Das Elend des globalisierten Kapitalismus, das heute auf so erschütternde Weise in der Bekleidungsindustrie deutlich wird, reicht zurück bis in die frühen 70er Jahre des letzten Jahrhunderts. Damals schienen in den Industrieländern die Grenzen des Wachstums erreicht und die Schaffung von Rendite nur noch möglich über die Senkung der Produktionskosten. Entsprechend wurden Arbeitsplätze in die Länder des Südens verlagert, die Produktionsabläufe internationalisiert, die Firmen selbst grenzüberschreitend verschachtelt. Für die notwendigen Rahmenbedingungen sorgten die „Strukturanpassungsprogramme“ des Internationalen Währungsfonds (IWF). Als Belohnung dafür, dass beispielsweise Bangladesch auf Einnahmen aus Steuern und Zölle verzichtete, die Hürden des Arbeits- und Umweltschutzes herabsenkte und es zuließ, dass das Recht auf gewerkschaftliche Organisierung beschnitten wurde, öffnete der Norden seine Märkte auch für Textilprodukte aus dem globalen Süden. Und die ließen sich hierzulande, trotz Gewinnspannen von 700 bis 1.000 Prozent, noch immer kostengünstig verkaufen.

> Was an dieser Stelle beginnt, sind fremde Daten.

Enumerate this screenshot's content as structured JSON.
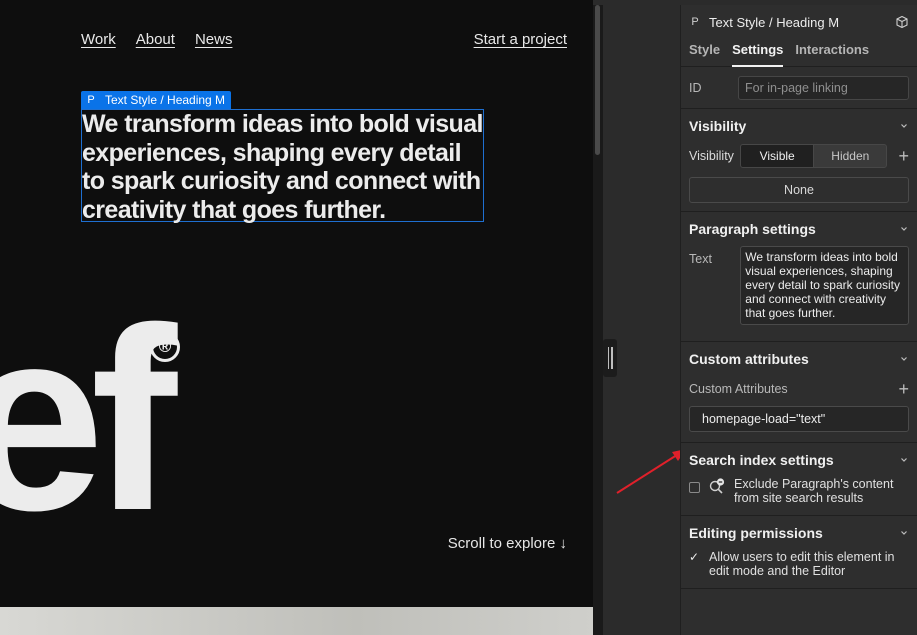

Denn die Nachfrage nach billigen Klamotten ist in Europa in dem Maße gewachsen, wie sich hier Arbeitslosigkeit und prekäre Beschäftigungsverhältnisse breit gemacht haben. Zumal unter kapitalistischen Bedingungen der Konsum von Waren nicht irgendein Randphänomen darstellt, sondern selbst hoch aufgeladen ist. Konsum bedeutet Status, schafft Identität, und nicht wenige sehen im Konsum ein letztes verbliebenes Glücksversprechen. Das Glück, das mit dem Kauf von T-Shirts, Turnschuhen oder Handys einhergeht, hält aber bekanntlich nicht lange an. Schon bald verlangt es nach neuer Befriedigung, nach weiterem Konsum, einem neuen T-Shirt, dem aktuellsten Handy. Auf perfekte Weise trifft eine nicht eigentlich zu befriedigende Nachfrage fetischisierter Waren auf Produktionsverhältnisse, in denen die Entlohnung der Produzenten immer weiter gedrückt wird und im Extrem gegen Null geht.

Das soziale Gift

Chemisch vergiftete Waren machen unmittelbar Angst; das „soziale Gift“, das in Waren steckt, kommt aber nur mittelbar zum Ausdruck: in todbringenden Arbeitsbedingungen ebenso wie in einem fatalen Glücksversprechen, das die Idee der Freiheit an den Konsum knüpft. Betrogen sind am Ende beide, die Konsumenten wie die Produzenten. Zum Wohle eines Systems, das es nicht verdient hat, erhalten zu bleiben.